Проведение полимеразной цепной реакции
Реакция проходит в три стадии.
1. Инкубационную смесь нагревают до 90 °С. При этом происходит денатурация ДНК, из одной двухцепочечной молекулы образуются две одноцепо-чечные.
2. Инкубационную смесь охлаждают до 50 °С. При этом происходит гибридизация цепей с затравками.
3. Инкубационную смесь нагревают до 70 °С. При этой температуре гибридные молекулы не денатурируются, а ДНК-полимераза удлиняет обе затравки с их З'-концов до 5'-концов матричных цепей. В результате образуются две новые цепи ДНК, укороченные с 5'-концов; при этом затравка оказывается включенной в эти укороченные цепи молекул ДНК.
- Полимеразная цепная реакция.
Концентрация каждой затравки должна значительно превышать концентрацию ДНК. В противном случае во время стадии 2 высока вероятность того, что разделенные цепи ДНК будут соединяться не с затравкой, а друг с другом. Кроме того, как уже отмечено, затравки остаются в составе вновь синтезированной ДНК, т. е. расходуются во время реакции.
Затем цикл смены температур повторяют. Во втором цикле происходят те же события, что и в первом, но кроме того используются в качестве матриц укороченные цепи, образовавшиеся в первом цикле: эти цепи еще раз укорачиваются (с З'-концов), и образуются цепи, содержащие только последовательность нуклеотидов искомого гена (цикл 2, цепь, выделенная штриховкой). В цикле 2 показаны превращения молекулы А, образовавшейся в цикле 1; аналогичным превращениям подвергается и молекула Б.
В следующем (третьем) цикле смены температур снова происходят те же события, что и в первых двух циклах, но кроме того используются в качестве матрицы цепи, содержащие только последовательность нуклеотидов искомого гена; в результате получается двухцепочечная молекула (выделена штриховкой), содержащая только ген данного белка.
Далее цикл смены температур повторяют многократно, и в каждом цикле (начиная с четвертого) происходит репликация гена, т. е. удвоение его количества в инкубационной смеси. Реакция протекает быстро, каждый трехстадийный цикл занимает около трех минут, за один час можно провести 20 циклов. Количество ДНК нарастает в геометрической прогрессии со множителем 2: за п циклов оно будет равно 2п; за 20 циклов увеличится примерно в миллион раз.
Поскольку матрица при матричном синтезе не расходуется, то исходная ДНК, внесенная в инкубационную смесь, в каждом цикле используется для синтеза укороченных с 5'-конца цепей (см. рис. 4.24, цикл 1). Количество этих матриц нарастает, однако не в геометрической, а в арифметической прогрессии, и через 20 циклов увеличивается примерно в 20 раз, что ничтожно мало по сравнению с миллионнократным увеличением количества гена.
Высокая эффективность ПЦР позволяет накопить необходимое количество ДНК при очень малых исходных количествах — достаточно одной капли крови, одного волоса, даже одной клетки или одной молекулы ДНК. Метод ПЦР резко ускорил изучение генома человека, и нашел практическое применение для диагностики болезней (ДНК-диагностика), а также для идентификации личности.

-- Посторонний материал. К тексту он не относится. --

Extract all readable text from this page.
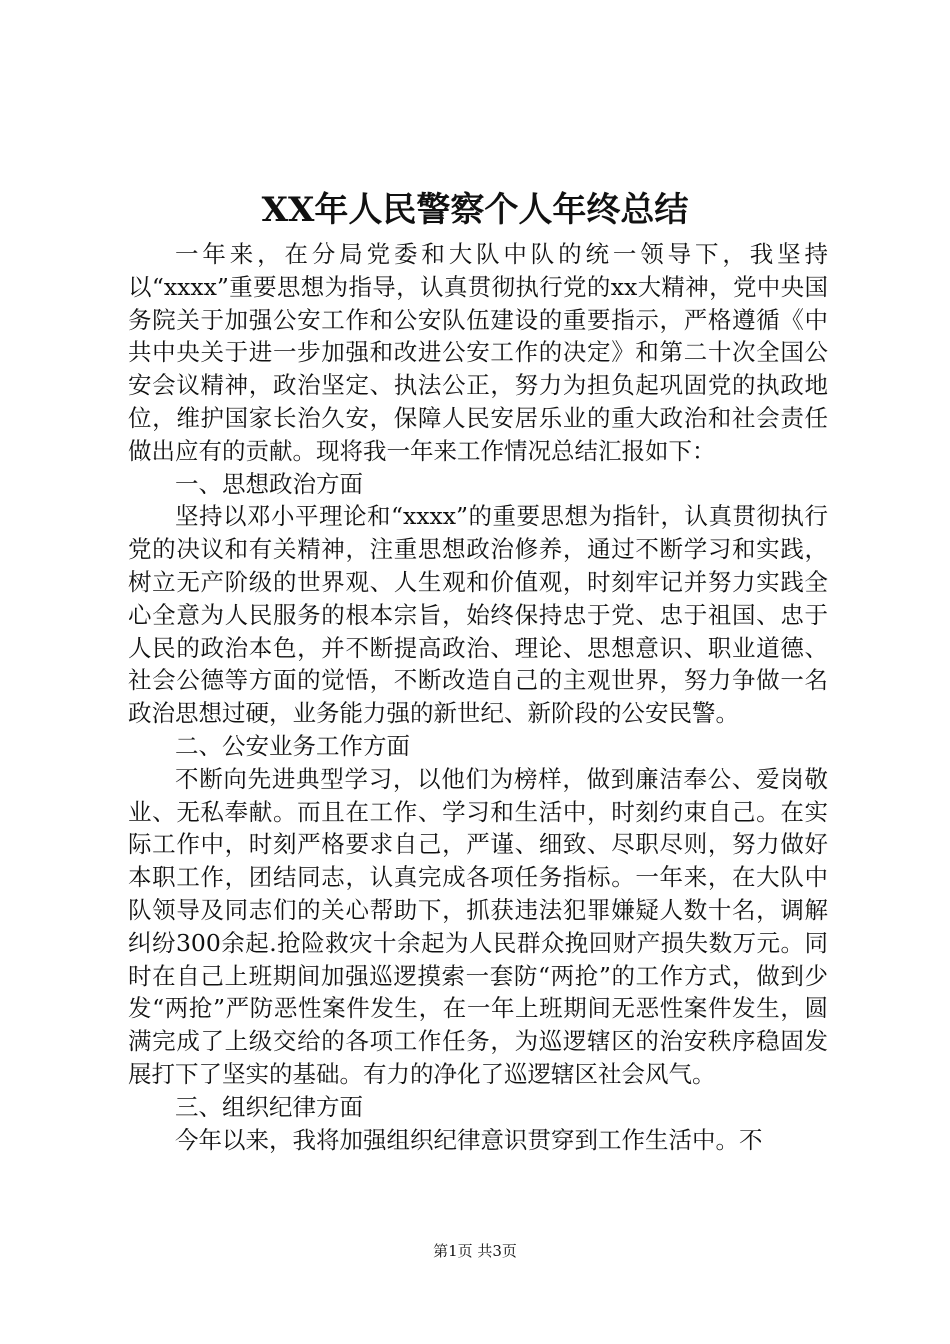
XX年人民警察个人年终总结

一年来，在分局党委和大队中队的统一领导下，我坚持以“xxxx”重要思想为指导，认真贯彻执行党的xx大精神，党中央国务院关于加强公安工作和公安队伍建设的重要指示，严格遵循《中共中央关于进一步加强和改进公安工作的决定》和第二十次全国公安会议精神，政治坚定、执法公正，努力为担负起巩固党的执政地位，维护国家长治久安，保障人民安居乐业的重大政治和社会责任做出应有的贡献。现将我一年来工作情况总结汇报如下：

一、思想政治方面

坚持以邓小平理论和“xxxx”的重要思想为指针，认真贯彻执行党的决议和有关精神，注重思想政治修养，通过不断学习和实践，树立无产阶级的世界观、人生观和价值观，时刻牢记并努力实践全心全意为人民服务的根本宗旨，始终保持忠于党、忠于祖国、忠于人民的政治本色，并不断提高政治、理论、思想意识、职业道德、社会公德等方面的觉悟，不断改造自己的主观世界，努力争做一名政治思想过硬，业务能力强的新世纪、新阶段的公安民警。

二、公安业务工作方面

不断向先进典型学习，以他们为榜样，做到廉洁奉公、爱岗敬业、无私奉献。而且在工作、学习和生活中，时刻约束自己。在实际工作中，时刻严格要求自己，严谨、细致、尽职尽则，努力做好本职工作，团结同志，认真完成各项任务指标。一年来，在大队中队领导及同志们的关心帮助下，抓获违法犯罪嫌疑人数十名，调解纠纷300余起.抢险救灾十余起为人民群众挽回财产损失数万元。同时在自己上班期间加强巡逻摸索一套防“两抢”的工作方式，做到少发“两抢”严防恶性案件发生，在一年上班期间无恶性案件发生，圆满完成了上级交给的各项工作任务，为巡逻辖区的治安秩序稳固发展打下了坚实的基础。有力的净化了巡逻辖区社会风气。

三、组织纪律方面

今年以来，我将加强组织纪律意识贯穿到工作生活中。不

第1页 共3页
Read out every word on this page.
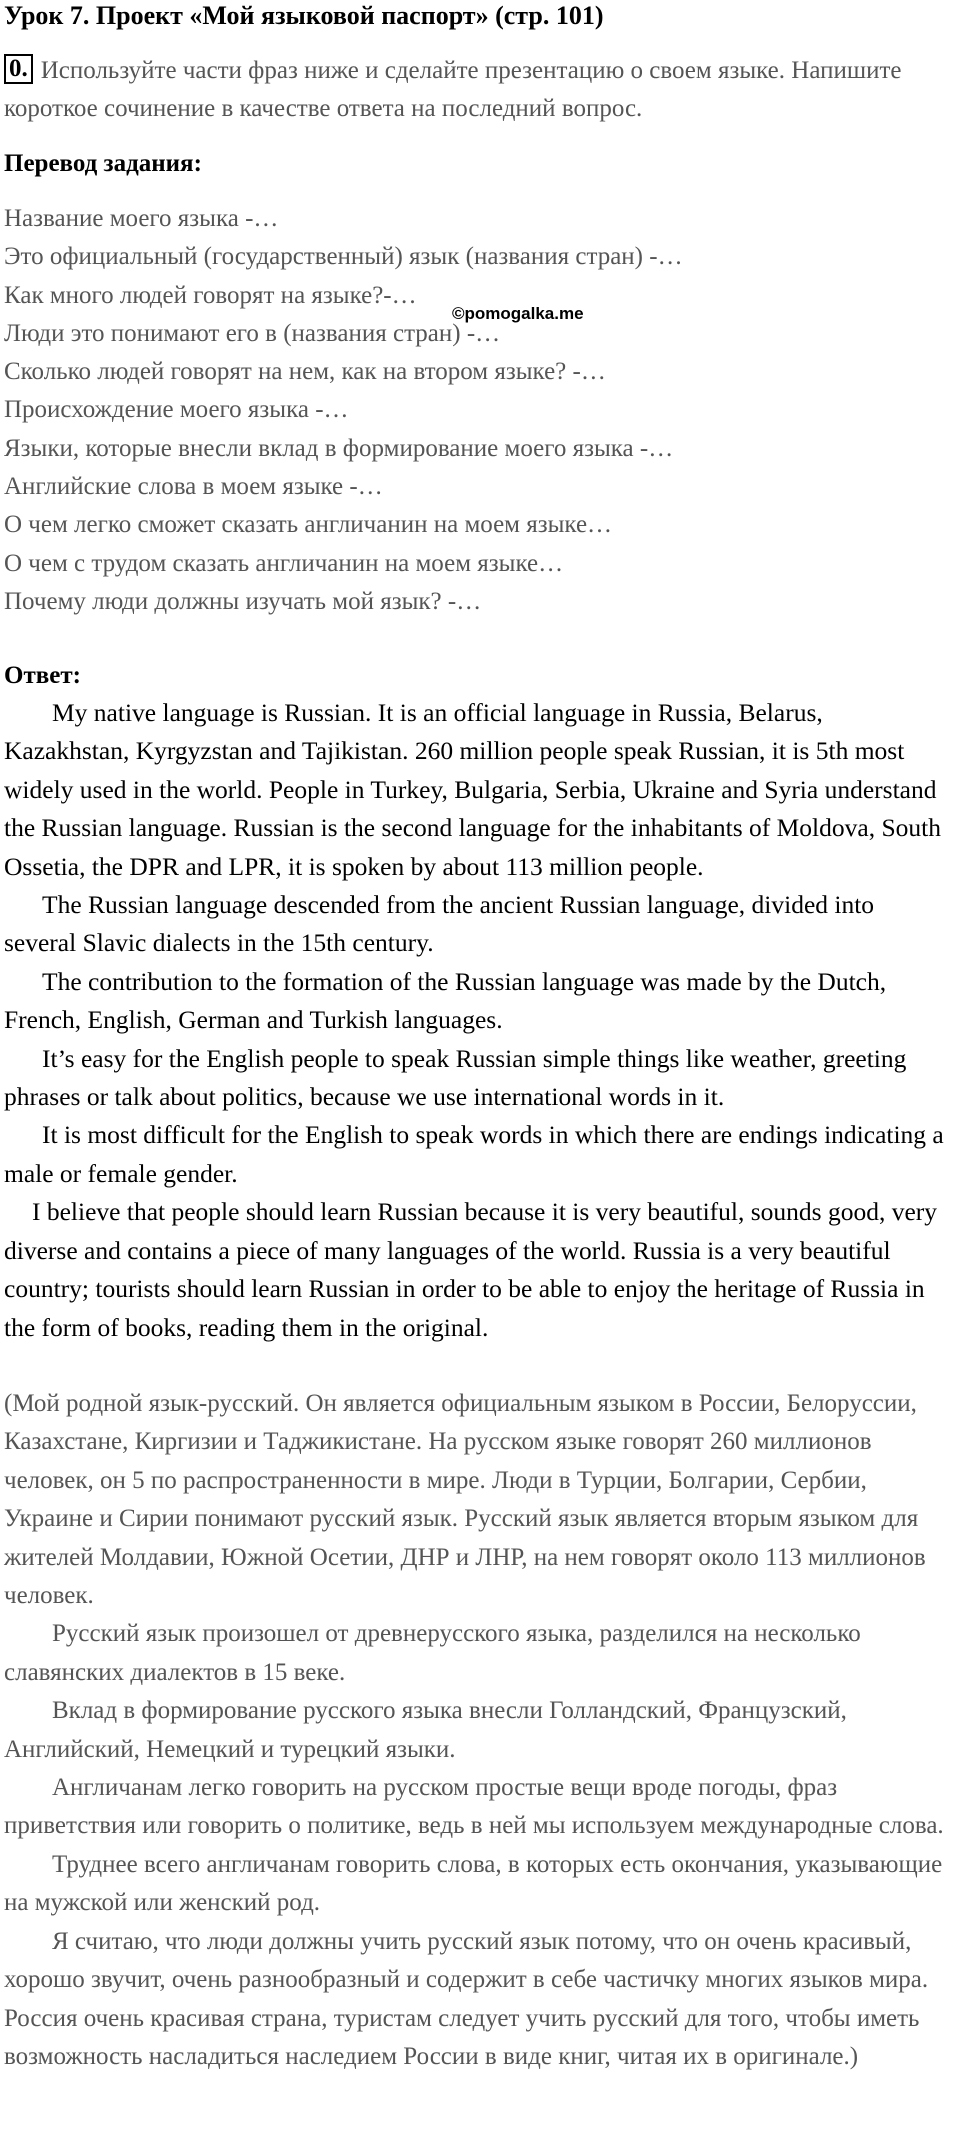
Урок 7. Проект «Мой языковой паспорт» (стр. 101)
0. Используйте части фраз ниже и сделайте презентацию о своем языке. Напишите короткое сочинение в качестве ответа на последний вопрос.
Перевод задания:
Название моего языка -…
Это официальный (государственный) язык (названия стран) -…
Как много людей говорят на языке?-…
Люди это понимают его в (названия стран) -…
Сколько людей говорят на нем, как на втором языке? -…
Происхождение моего языка -…
Языки, которые внесли вклад в формирование моего языка -…
Английские слова в моем языке -…
О чем легко сможет сказать англичанин на моем языке…
О чем с трудом сказать англичанин на моем языке…
Почему люди должны изучать мой язык? -…
©pomogalka.me
Ответ:

My native language is Russian. It is an official language in Russia, Belarus, Kazakhstan, Kyrgyzstan and Tajikistan. 260 million people speak Russian, it is 5th most widely used in the world. People in Turkey, Bulgaria, Serbia, Ukraine and Syria understand the Russian language. Russian is the second language for the inhabitants of Moldova, South Ossetia, the DPR and LPR, it is spoken by about 113 million people.

The Russian language descended from the ancient Russian language, divided into several Slavic dialects in the 15th century.

The contribution to the formation of the Russian language was made by the Dutch, French, English, German and Turkish languages.

It’s easy for the English people to speak Russian simple things like weather, greeting phrases or talk about politics, because we use international words in it.

It is most difficult for the English to speak words in which there are endings indicating a male or female gender.

I believe that people should learn Russian because it is very beautiful, sounds good, very diverse and contains a piece of many languages of the world. Russia is a very beautiful country; tourists should learn Russian in order to be able to enjoy the heritage of Russia in the form of books, reading them in the original.

(Мой родной язык-русский. Он является официальным языком в России, Белоруссии, Казахстане, Киргизии и Таджикистане. На русском языке говорят 260 миллионов человек, он 5 по распространенности в мире. Люди в Турции, Болгарии, Сербии, Украине и Сирии понимают русский язык. Русский язык является вторым языком для жителей Молдавии, Южной Осетии, ДНР и ЛНР, на нем говорят около 113 миллионов человек.

Русский язык произошел от древнерусского языка, разделился на несколько славянских диалектов в 15 веке.

Вклад в формирование русского языка внесли Голландский, Французский, Английский, Немецкий и турецкий языки.

Англичанам легко говорить на русском простые вещи вроде погоды, фраз приветствия или говорить о политике, ведь в ней мы используем международные слова.

Труднее всего англичанам говорить слова, в которых есть окончания, указывающие на мужской или женский род.

Я считаю, что люди должны учить русский язык потому, что он очень красивый, хорошо звучит, очень разнообразный и содержит в себе частичку многих языков мира. Россия очень красивая страна, туристам следует учить русский для того, чтобы иметь возможность насладиться наследием России в виде книг, читая их в оригинале.)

В частности, ПЦР применяют для диагностики инфекционных болезней. Традиционная диагностика таких болезней основана на использовании микробиологических методов, которые часто требуют гораздо больше времени и менее надежны, чем ДНК-диагностика. Метод основан на том, что первичная структура ДНК разных видов организмов различна. Следовательно, можно подобрать такие затравки, которые будут гибридизоваться с ДНК возбудителя, но не с ДНК человека. Если, используя эти затравки, провести ПЦР с материалом (кровь, биопсийный материал), полученным от больного, то нарастание количества ДНК в пробе будет указывать на наличие возбудителя в организме пациента: в ПЦР будет синтезироваться только ДНК возбудителя, а не пациента.
Вирусы, для которых характерен длительный латентный период (например, вирус иммунодефицита человека), трудно обнаружить на ранних стадиях развития инфекции. С помощью ПЦР это удается сделать даже тогда, когда вирус содержится лишь в незначительной части клеток организма.